Abstract

Epstein-Barr virus (EBV) is a herpesvirus that is spread through saliva between susceptible individuals and asymptomatic EBV shedders. A majority of EBV infections are subclinical and approximately 90% of adults are eventually EBV-seropositive. Infectious mononucleosis is a common clinical manifestation of EBV. Besides fever, adenopathy, fatigue, pharyngitis, and atypical lymphocytosis, other manifestations include splenomegaly, splenic rupture, generalized maculopapular rash, and a variety of neurologic syndromes. EBV can effect any organ system and has reportedly been associated with myocarditis, pneumonia, hepatitis, pancreatitis, acute renal failure, and glomerulonephritis. A 17-year-old female with no significant history presented with non-radiating, dull, epigastric pain with associated decreased appetite, nausea and vomiting. On physical examination, her abdomen was non-distended with mild epigastric tenderness on palpation, without guarding or rebound tenderness, Murphy sign was not present.

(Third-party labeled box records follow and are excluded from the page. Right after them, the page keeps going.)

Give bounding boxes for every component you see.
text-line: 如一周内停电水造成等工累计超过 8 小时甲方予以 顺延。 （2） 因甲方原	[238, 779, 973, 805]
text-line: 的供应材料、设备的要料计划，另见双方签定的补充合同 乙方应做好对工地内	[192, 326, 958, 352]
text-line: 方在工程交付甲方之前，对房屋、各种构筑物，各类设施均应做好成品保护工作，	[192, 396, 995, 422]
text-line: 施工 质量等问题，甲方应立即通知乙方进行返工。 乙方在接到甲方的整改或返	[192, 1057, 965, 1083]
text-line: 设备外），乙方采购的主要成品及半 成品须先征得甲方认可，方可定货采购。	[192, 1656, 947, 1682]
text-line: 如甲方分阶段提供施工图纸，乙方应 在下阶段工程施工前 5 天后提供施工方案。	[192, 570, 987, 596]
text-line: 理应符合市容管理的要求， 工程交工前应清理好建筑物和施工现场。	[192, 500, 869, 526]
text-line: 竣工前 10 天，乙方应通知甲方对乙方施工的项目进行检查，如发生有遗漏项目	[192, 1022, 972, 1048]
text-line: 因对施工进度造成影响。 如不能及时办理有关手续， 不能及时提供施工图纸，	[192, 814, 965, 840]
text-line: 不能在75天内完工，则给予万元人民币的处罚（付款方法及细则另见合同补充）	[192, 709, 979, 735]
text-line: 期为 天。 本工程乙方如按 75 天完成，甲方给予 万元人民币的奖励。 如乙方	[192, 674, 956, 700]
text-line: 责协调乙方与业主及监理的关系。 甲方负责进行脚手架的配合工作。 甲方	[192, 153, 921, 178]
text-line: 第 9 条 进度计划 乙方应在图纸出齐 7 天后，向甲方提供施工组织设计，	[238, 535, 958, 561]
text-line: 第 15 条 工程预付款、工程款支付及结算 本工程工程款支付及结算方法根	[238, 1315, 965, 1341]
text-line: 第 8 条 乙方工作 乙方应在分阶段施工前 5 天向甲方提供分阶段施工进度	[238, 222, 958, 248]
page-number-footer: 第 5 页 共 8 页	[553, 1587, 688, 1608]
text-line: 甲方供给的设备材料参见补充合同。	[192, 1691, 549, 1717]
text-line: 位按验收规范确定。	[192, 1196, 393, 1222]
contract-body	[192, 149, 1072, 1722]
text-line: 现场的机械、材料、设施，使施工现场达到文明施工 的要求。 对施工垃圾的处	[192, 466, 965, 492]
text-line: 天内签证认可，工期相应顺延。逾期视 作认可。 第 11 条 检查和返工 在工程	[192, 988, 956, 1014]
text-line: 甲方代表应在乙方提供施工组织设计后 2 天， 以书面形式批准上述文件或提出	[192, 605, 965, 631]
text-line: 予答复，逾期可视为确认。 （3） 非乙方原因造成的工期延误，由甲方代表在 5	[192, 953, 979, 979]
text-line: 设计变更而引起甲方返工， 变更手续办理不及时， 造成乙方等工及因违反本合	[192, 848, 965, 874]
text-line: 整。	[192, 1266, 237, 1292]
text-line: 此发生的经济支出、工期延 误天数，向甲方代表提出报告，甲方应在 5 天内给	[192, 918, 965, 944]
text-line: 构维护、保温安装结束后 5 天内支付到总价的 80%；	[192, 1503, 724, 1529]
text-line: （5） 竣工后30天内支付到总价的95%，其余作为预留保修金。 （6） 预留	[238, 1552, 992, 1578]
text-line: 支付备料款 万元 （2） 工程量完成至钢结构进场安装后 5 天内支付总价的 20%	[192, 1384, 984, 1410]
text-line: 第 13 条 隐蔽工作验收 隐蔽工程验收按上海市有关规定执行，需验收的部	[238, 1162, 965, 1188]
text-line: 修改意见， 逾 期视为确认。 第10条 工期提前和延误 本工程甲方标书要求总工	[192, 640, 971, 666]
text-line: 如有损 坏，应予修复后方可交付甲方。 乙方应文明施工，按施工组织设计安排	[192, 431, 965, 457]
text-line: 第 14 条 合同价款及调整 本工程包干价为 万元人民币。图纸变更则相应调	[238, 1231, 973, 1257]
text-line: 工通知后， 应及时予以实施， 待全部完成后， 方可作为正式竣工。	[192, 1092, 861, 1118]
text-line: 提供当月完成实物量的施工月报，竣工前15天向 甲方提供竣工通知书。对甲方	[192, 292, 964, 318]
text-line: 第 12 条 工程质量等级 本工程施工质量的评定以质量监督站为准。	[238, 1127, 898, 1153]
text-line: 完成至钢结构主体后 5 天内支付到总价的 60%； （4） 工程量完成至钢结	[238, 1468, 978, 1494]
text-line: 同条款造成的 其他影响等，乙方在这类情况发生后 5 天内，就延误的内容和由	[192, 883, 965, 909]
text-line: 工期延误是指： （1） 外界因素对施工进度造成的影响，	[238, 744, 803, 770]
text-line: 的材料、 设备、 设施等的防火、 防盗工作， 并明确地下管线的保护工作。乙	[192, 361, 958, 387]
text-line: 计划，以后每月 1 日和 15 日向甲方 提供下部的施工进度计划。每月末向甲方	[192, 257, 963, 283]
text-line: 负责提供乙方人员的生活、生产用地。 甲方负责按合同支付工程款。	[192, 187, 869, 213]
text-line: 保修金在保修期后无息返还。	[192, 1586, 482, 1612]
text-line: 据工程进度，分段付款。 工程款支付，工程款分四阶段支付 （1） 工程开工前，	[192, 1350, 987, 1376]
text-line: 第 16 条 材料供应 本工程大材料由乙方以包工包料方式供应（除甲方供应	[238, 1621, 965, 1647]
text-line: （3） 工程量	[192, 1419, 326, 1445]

Initial laboratory data revealed a normal white blood cell count with elevated lymphocytes, alkaline phosphatase 205 IU/L, AST 270 IU/L, ALT 281 IU/L, total bilirubin 2.7 mg/dL, direct bilirubin 1.8, and a lipase of 937 u/L which elevated to 2839 u/L the following day. Right upper quadrant ultrasound was unremarkable. MRCP was negative for choledocholithiasis, but did reveal hepatosplenomegaly. Patient did not endorse a history of alcohol consumption, medications known to cause pancreatitis, trauma, surgery, or family history of pancreatitis. Workup for hypertriglyceridemia, autoimmune pancreatitis, and viral hepatitis was negative. A heterophile antibody test was positive and virology revealed acute infection of Epstein-Barr virus. Acute pancreatitis is not a common complication of acute EBV infection. A recent review of literature revealed acute pancreatitis in 14 patients with acute EBV infection, with five cases being acute pancreatitis with cholestatic hepatitis. In contrast to the review, this patient presented with abdominal pain and vomiting, and did not present with classic infectious mononucleosis symptoms. Mechanism of acute pancreatitis and hepatitis due to infectious mononucleosis are likely due to an inflammatory reaction to the virus, but the underlying mechanism needs further investigation. Although it is rare, EBV infection should be considered in the differential diagnosis if the patient has acute cholestatic hepatitis with acute pancreatitis.